Thursday, 2 November 2017

Richard Flanagan - First Person


Rating: 2/5

Review:
Hard going



Although some of the final parts of First Person were pretty good, I found most of it very hard going.  It is the story of Kif, an aspiring writer who, through the need for money and his own ambition, reluctantly agrees to ghost-write the autobiography of Ziggy Heidl, who is awaiting trial as a colossal conman and thief on a scale approaching Bernard Madoff.  Heidl is utterly evasive and often a downright liar, so the project becomes almost impossible for Kif who also, somewhat implausibly, is drawn into his own dark identity crisis. 

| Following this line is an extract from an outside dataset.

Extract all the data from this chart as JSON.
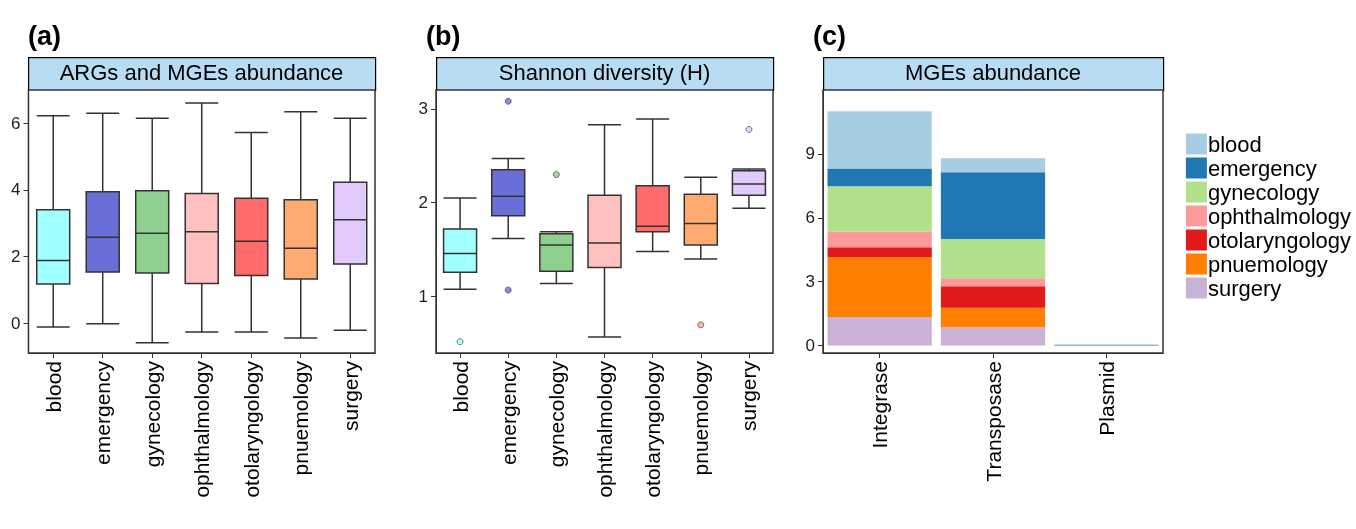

First Person is written by a writer who is writing about a writer who is struggling to write, which should really have been enough to warn me off.  I read it because of Flanagan's reputation but frankly, I found most of it to be overwritten and rather tedious.  There is an awful lot of stuff like, "No graffiti had yet flowered on the grey concrete…nor damasked the umber and olive renders of the low-rise office buildings…" or "In the silence that followed silence followed," which simply irritated me and when, after 200 long pages, someone said of Kit's book, "Kif, there's interesting things here, but you need something to happen," I said "Exactly!" out loud and with considerable warmth.  And toward the end I raised a quizzical eyebrow at the irony of "Although I had nothing to say, I had read enough Australian literature to know this wasn't necessarily an impediment to authorship."

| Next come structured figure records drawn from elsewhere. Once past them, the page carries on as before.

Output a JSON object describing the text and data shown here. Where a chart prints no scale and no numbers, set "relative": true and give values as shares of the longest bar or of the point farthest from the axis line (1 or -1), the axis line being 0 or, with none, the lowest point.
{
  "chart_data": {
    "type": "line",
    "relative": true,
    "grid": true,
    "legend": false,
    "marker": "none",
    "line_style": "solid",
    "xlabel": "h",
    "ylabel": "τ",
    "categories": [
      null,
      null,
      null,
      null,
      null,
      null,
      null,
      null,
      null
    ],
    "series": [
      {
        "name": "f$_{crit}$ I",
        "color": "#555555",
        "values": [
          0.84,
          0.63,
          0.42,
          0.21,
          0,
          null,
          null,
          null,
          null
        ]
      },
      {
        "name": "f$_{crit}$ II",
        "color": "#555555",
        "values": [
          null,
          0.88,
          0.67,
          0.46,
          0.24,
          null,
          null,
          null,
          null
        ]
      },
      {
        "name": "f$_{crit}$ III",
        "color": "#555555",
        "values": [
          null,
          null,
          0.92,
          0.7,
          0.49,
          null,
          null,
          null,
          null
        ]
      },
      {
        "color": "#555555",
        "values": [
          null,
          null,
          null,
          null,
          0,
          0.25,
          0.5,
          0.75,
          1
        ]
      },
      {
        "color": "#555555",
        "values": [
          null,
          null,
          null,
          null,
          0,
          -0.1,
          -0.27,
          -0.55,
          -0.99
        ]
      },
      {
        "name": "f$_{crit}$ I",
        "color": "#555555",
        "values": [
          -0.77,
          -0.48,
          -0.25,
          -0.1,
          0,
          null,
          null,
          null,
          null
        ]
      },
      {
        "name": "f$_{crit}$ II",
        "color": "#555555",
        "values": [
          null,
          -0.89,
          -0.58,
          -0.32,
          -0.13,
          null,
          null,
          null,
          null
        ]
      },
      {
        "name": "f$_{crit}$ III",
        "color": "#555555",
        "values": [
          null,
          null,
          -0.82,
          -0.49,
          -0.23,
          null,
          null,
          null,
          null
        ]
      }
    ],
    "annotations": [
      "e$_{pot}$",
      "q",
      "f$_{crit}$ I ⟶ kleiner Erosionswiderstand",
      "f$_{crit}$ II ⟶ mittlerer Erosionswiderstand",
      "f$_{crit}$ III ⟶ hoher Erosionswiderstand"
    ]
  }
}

To be fair, the book does begin to pick up toward the end with some sharp observations about current attitudes to truth, deceit and dissimulation of several kinds, and also about cheap, self-important certainties, but it really was a struggle to get to this.  There is a great deal of Writing (capital W) but for me there was a good deal less here than meets the eye.  In the end, it's a book I was glad to have got out of the way, and I'm afraid I can't recommend it.